Back in the bread-making routine today, with yesterday’s delivery of new yeast. We had a cold night – cold enough to stop the swanky electronic shower from functioning this morning, and my bread flour was icy cold to the touch. I am learning though – in the old days I would have pre-warmed the flour in the oven, used hand-hot water, and raised my dough in a warm place by switching the Rayburn on. Not today. Today I just went ahead with cold flour and cold water. I can wait, and the bread will be better for it. The dough is in a cosy spot, though – I am trying the under-the-duvet trick. Don’t fret about hygiene – my dough has its shower cap on. I just need to stop the cats from curling up on top of the bowl…

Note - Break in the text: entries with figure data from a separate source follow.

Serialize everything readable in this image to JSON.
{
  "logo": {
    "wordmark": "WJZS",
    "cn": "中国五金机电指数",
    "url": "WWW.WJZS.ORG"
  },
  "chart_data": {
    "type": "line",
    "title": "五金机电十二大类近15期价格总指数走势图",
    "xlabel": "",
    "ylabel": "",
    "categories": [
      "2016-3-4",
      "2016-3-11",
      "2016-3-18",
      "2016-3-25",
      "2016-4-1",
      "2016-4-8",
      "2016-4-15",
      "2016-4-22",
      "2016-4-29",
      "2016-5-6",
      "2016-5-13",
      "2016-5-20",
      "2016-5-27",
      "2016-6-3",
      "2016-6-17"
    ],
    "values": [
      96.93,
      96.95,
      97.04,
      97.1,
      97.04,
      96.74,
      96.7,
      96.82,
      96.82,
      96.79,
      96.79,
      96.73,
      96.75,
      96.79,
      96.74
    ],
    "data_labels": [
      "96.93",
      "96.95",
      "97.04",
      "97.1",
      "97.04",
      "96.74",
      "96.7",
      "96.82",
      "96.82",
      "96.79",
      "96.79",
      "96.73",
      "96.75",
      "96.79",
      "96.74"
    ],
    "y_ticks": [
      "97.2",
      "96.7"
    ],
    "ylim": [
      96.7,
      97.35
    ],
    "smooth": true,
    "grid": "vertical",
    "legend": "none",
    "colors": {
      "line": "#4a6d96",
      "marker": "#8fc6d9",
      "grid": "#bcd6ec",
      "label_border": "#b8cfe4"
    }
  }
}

I reduced the amount of water in the dough today, following the advice received from the mill, to the amount in the recipe. Yes, I know, but it makes a very firm stiff dough that feels all wrong. I have become used to wetter doughs providing improved results. It feels odd to move in the opposite direction.
One of life’s many experiments. Wait and see.
Today we are attempting Fougasse. These are to replace the baguette slice croûtes that I normally use with French Onion Soup. The Gruyère will float free-form on the soup for once.
If all goes well, I am making an attack on a Malt Loaf too, so that we are furnished with tea as well as lunch. Also if all goes well, three forthcoming posts!